Differential transcriptional activation of matrix metalloproteinase-2 and membrane type-1 matrix metalloproteinase by experimental deep venous thrombosis and thrombin.

OBJECTIVE: Resolution of deep venous thrombosis (DVT) is involved in the pathogenesis of postthrombotic syndrome. Matrix metalloproteinases (MMPs) are a family of proteolytic enzymes that are critical in angiogenesis and tissue remodeling. We hypothesized that MMP-2 and its membrane-bound activator membrane type-1 matrix metalloproteinase (MT1-MMP) expression would be expressed and activated during the resolution of DVT.
METHODS: DVT was generated by caval ligation in wild-type and MMP-2 transgenic reporter mice. Ligated and sham-operated (control) cavae were analyzed for MMP-2 transcription (beta-galactosidase activity in MMP-2 reporter mice) and MT1-MMP mRNA by real-time polymerase chain reaction. MMP-2 activity was determined by zymography, and immunohistochemical staining for beta-galactosidase and MT1-MMP protein was used to localize expression. Human umbilical vascular endothelial cells (HUVEC) were treated with 10 U/mL thrombin and MMP-2 and MT1-MMP mRNA levels and MMP-2 activity was determined.

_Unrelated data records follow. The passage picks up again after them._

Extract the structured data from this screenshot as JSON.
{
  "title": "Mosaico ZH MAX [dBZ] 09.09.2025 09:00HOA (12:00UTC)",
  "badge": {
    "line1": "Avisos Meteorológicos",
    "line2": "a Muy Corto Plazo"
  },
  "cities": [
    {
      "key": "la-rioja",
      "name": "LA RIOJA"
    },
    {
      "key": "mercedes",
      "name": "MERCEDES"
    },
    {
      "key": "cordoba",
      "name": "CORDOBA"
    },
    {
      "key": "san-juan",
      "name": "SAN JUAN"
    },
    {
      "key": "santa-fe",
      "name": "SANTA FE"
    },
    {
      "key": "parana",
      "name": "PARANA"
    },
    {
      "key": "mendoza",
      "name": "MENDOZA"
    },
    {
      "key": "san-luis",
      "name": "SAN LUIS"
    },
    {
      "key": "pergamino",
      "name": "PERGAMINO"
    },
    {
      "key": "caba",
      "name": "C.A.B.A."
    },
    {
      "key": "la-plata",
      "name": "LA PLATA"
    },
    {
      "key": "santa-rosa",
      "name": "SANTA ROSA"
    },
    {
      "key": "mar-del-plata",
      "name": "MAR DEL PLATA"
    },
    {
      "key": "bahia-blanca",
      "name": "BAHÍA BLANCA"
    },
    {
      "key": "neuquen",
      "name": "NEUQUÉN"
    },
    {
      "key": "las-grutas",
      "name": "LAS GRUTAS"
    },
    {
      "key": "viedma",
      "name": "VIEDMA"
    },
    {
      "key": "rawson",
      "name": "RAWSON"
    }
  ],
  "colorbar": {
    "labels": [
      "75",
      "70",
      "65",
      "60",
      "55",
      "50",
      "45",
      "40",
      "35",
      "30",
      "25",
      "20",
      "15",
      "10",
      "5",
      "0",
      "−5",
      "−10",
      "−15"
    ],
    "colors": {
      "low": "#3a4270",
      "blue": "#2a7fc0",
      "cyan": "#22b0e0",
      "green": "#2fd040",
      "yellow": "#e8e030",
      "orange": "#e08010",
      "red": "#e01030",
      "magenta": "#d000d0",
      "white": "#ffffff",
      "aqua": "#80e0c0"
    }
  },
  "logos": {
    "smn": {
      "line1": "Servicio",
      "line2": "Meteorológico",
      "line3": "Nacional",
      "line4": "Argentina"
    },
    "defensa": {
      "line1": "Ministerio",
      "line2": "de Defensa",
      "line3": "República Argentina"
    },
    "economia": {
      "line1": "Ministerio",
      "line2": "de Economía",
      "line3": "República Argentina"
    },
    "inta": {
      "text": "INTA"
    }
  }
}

RESULTS: MMP-2 activity increased 71% (n = 5, P < .05) at day 8 in ligated vs control cavae by zymography. beta-galactosidase activity showed a 1.2-fold (n = 8, P < .05) and 1.7-fold (n = 8, P < .05) induction in MMP-2 transcription at day 3 and day 8, respectively. No significant MT1-MMP gene induction was seen at day 3 in ligated vs control cavae, but MT1-MMP mRNA was upregulated 2.5-fold (n = 8, P < .05) in ligated cavae at day 8. Immunohistochemical staining localized MMP-2 and MT1-MMP expression to the vein wall and cellular infiltrates of the thrombus. Thrombin-treated HUVEC showed differential responses of MMP-2 and MT1-MMP. Zymography of conditioned media and cell lysates illustrated a 220% (152.6 +/- 8.6 vs 69.445 +/- 5.46 pixels/unit area, n = 5, P < .05) and 150% (74.1 +/- 7.3 vs 49.2 +/- 5.7 pixels/unit area, n = 5, P < .05) increases in MMP-2 activity respectively. MMP-2 mRNA levels were downregulated 30% (0.48 +/- 0.023 vs 0.63 +/- 0.035 copies of MMP-2 mRNA/copy GAPDH, n = 5, P < .05), whereas MT1-MMP message was upregulated 250% (0.147 +/- 0.009 vs 0.059 +/- 0.005 copies of MT1-MMP mRNA/copy GAPDH, n = 5, P < .05).
CONCLUSIONS: Resolution of DVT is associated with increased MMP-2 transcription and activity as well as MT1-MMP expression. Thrombin may mediate the increase in MT1-MMP noted in DVT. This is the first article studying MMP-2 and MT1-MMP transcription in DVT. These findings add DVT resolution to the class of inflammatory and fibrotic disorders in which transcriptional activation of the MT1-MMP/MMP-2 genes occurs and identify a potential therapeutic target to modulate this clinically relevant process. CLINICAL RELEVANCE: Postthrombotic syndrome remains a significant clinical problem after deep venous thrombosis (DVT), but the cellular and molecular mechanisms involved in thrombus resolution and vein wall fibrosis remain undefined. Matrix metalloproteinase (MMP) enzymes are critical to cell migration and matrix breakdown. We identify gene transcription and activity of two MMP isoforms, MMP-2 and MMP-14 (membrane type MMP 1, MT1-MMP) in the resolution phase of experimental DVT and in thrombin-treated endothelial cells. These studies define new proteases potentially important to resolution of DVT and development of postthrombotic syndrome.